Last editedMar 20222 min read
A term loan is a business loan which must be paid back over a set period of time. Businesses must repay the loan at a fixed or floating interest rate. Term loans are usually only available to established businesses and they may require a company to put up a significant down payment in order to reduce payment amounts and cost of the loan.
Term loans are generally used to purchase fixed assets like land, buildings or machinery, or for long term investments such as business expansion or modernisation, and they’re also sometimes used for project financing.
Main features of a term loan
Term loans are obtained from banks and financial institutions and often run over periods of five to ten years, although they can run into the longer term.
They are secured loans, so assets financed through term loans act as security, while other assets serve as collateral security.
They’re obligatory. Once set up term loans incur interest and repayments of the principal that have to be paid whether a borrower is earning a profit or not.
Term loans have a fixed interest rate that’s negotiated by the borrower and lender at the time of setting up the loan.
Term loans carry certain restrictions. Lenders can ask companies to maintain a minimum asset base and require that they don’t raise additional loans or pay off existing ones during the course of the loan.
Term loans can be transferred into equity depending on the terms and conditions laid down by the financial institution offering the loan.
Benefits of term loans for borrowers
Companies can borrow money at relatively low cost.
The interest payable on a term loan is tax deductible.
Term loans are negotiable between borrower and lender, so the terms and conditions are flexible.
Term loans represent debt financing, so shareholders’ interests remain undiluted.
Benefits of term loans for lenders
Term loans are secured against assets by banks and financial institutions, so they’re a safe way of lending.
Borrowers are obliged to pay interest and capital repayments whatever their financial position giving the lender guaranteed income.
Banks can ask borrowers to convert term loans into equity which can give them control over the company’s affairs.

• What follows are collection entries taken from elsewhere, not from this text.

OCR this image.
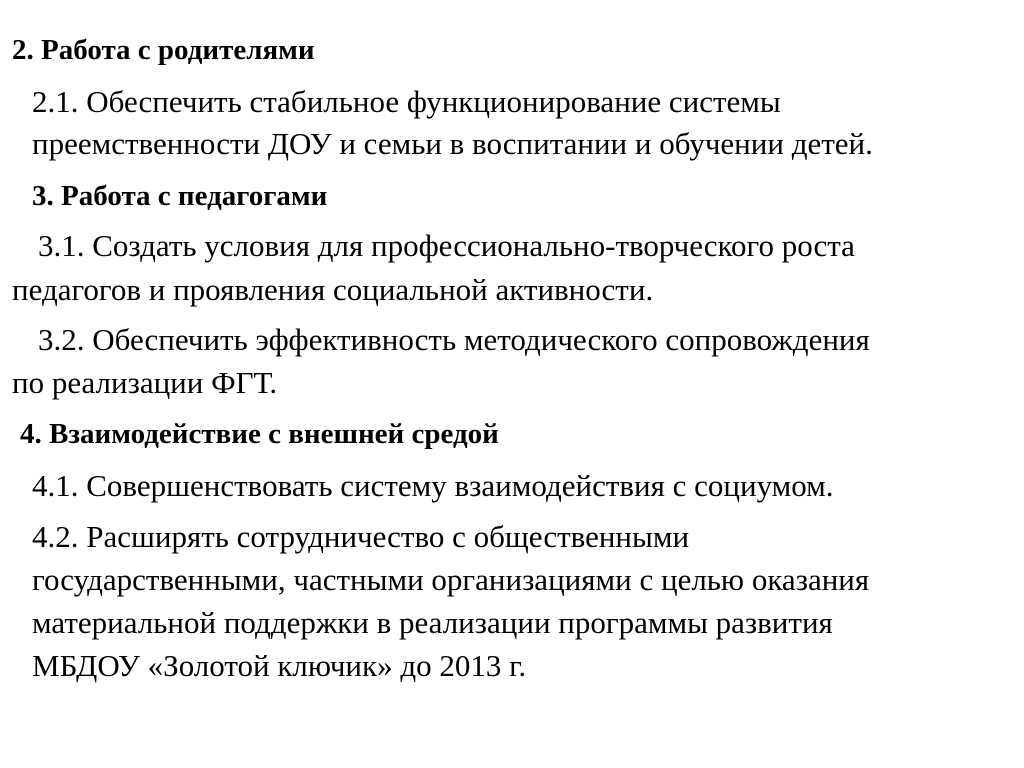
2. Работа с родителями
2.1. Обеспечить стабильное функционирование системы
преемственности ДОУ и семьи в воспитании и обучении детей.
3. Работа с педагогами
3.1. Создать условия для профессионально-творческого роста
педагогов и проявления социальной активности.
3.2. Обеспечить эффективность методического сопровождения
по реализации ФГТ.
4. Взаимодействие с внешней средой
4.1. Совершенствовать систему взаимодействия с социумом.
4.2. Расширять сотрудничество с общественными
государственными, частными организациями с целью оказания
материальной поддержки в реализации программы развития
МБДОУ «Золотой ключик» до 2013 г.
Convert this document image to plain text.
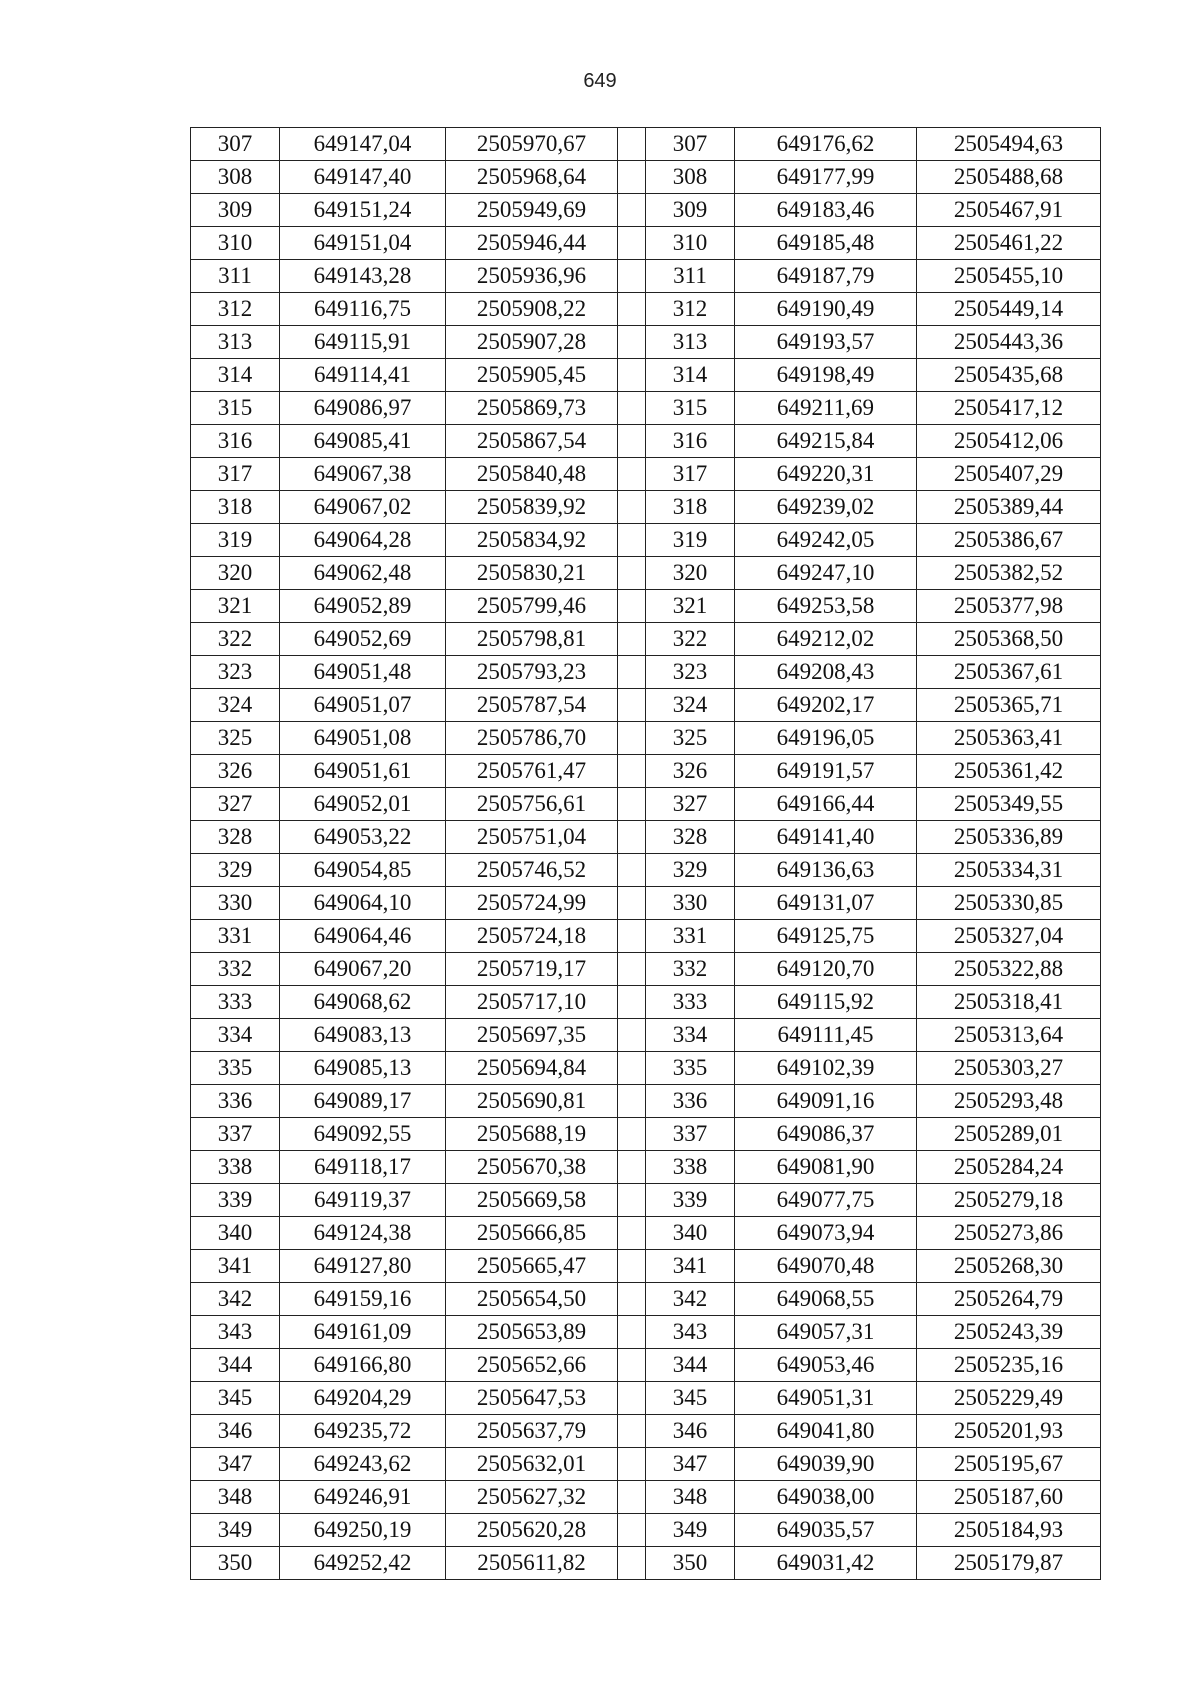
649
307	649147,04	2505970,67		307	649176,62	2505494,63
308	649147,40	2505968,64		308	649177,99	2505488,68
309	649151,24	2505949,69		309	649183,46	2505467,91
310	649151,04	2505946,44		310	649185,48	2505461,22
311	649143,28	2505936,96		311	649187,79	2505455,10
312	649116,75	2505908,22		312	649190,49	2505449,14
313	649115,91	2505907,28		313	649193,57	2505443,36
314	649114,41	2505905,45		314	649198,49	2505435,68
315	649086,97	2505869,73		315	649211,69	2505417,12
316	649085,41	2505867,54		316	649215,84	2505412,06
317	649067,38	2505840,48		317	649220,31	2505407,29
318	649067,02	2505839,92		318	649239,02	2505389,44
319	649064,28	2505834,92		319	649242,05	2505386,67
320	649062,48	2505830,21		320	649247,10	2505382,52
321	649052,89	2505799,46		321	649253,58	2505377,98
322	649052,69	2505798,81		322	649212,02	2505368,50
323	649051,48	2505793,23		323	649208,43	2505367,61
324	649051,07	2505787,54		324	649202,17	2505365,71
325	649051,08	2505786,70		325	649196,05	2505363,41
326	649051,61	2505761,47		326	649191,57	2505361,42
327	649052,01	2505756,61		327	649166,44	2505349,55
328	649053,22	2505751,04		328	649141,40	2505336,89
329	649054,85	2505746,52		329	649136,63	2505334,31
330	649064,10	2505724,99		330	649131,07	2505330,85
331	649064,46	2505724,18		331	649125,75	2505327,04
332	649067,20	2505719,17		332	649120,70	2505322,88
333	649068,62	2505717,10		333	649115,92	2505318,41
334	649083,13	2505697,35		334	649111,45	2505313,64
335	649085,13	2505694,84		335	649102,39	2505303,27
336	649089,17	2505690,81		336	649091,16	2505293,48
337	649092,55	2505688,19		337	649086,37	2505289,01
338	649118,17	2505670,38		338	649081,90	2505284,24
339	649119,37	2505669,58		339	649077,75	2505279,18
340	649124,38	2505666,85		340	649073,94	2505273,86
341	649127,80	2505665,47		341	649070,48	2505268,30
342	649159,16	2505654,50		342	649068,55	2505264,79
343	649161,09	2505653,89		343	649057,31	2505243,39
344	649166,80	2505652,66		344	649053,46	2505235,16
345	649204,29	2505647,53		345	649051,31	2505229,49
346	649235,72	2505637,79		346	649041,80	2505201,93
347	649243,62	2505632,01		347	649039,90	2505195,67
348	649246,91	2505627,32		348	649038,00	2505187,60
349	649250,19	2505620,28		349	649035,57	2505184,93
350	649252,42	2505611,82		350	649031,42	2505179,87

Disadvantages of term loans
Equipment depreciates over time, and if the loan is taken out for a longer period, the equipment could depreciate more rapidly. As such, you may risk owing more than the equipment is worth when you sell it. Obtaining a term loan is not always easy for a new business, since new businesses may not have sufficient financial statements to provide banks with confidence about the organisation’s finances. It’s essential to carry out a risk assessment before taking out a term loan to avoid the risk of repossession and bankruptcy.
Use a long term calculator to work out repayments
The main feature of a term loan is that it’s fixed for a set period of time. Because of this, you can schedule the instalments of the loan beforehand. A long term loan calculator can help you compute the initial value of a term loan, so using a loan repayment calculator can help you work out how much different loans from different lenders would cost.
You simply enter the details of the loan you’re considering into the monthly repayment calculator, and it will work out how much you’ll have to pay on a monthly basis and how much you’ll be paying back overall.
Term loans have many advantages, for example when a company requires working capital to buy equipment or supplies to expand a business. The costs are reasonable too, since assets including property have to be used to secure the loan. However, this comes at a cost, since a business has to expose itself to the risk of repossession.
The best way to approach a term loan is to borrow only as much as you can afford, realistically, to pay back.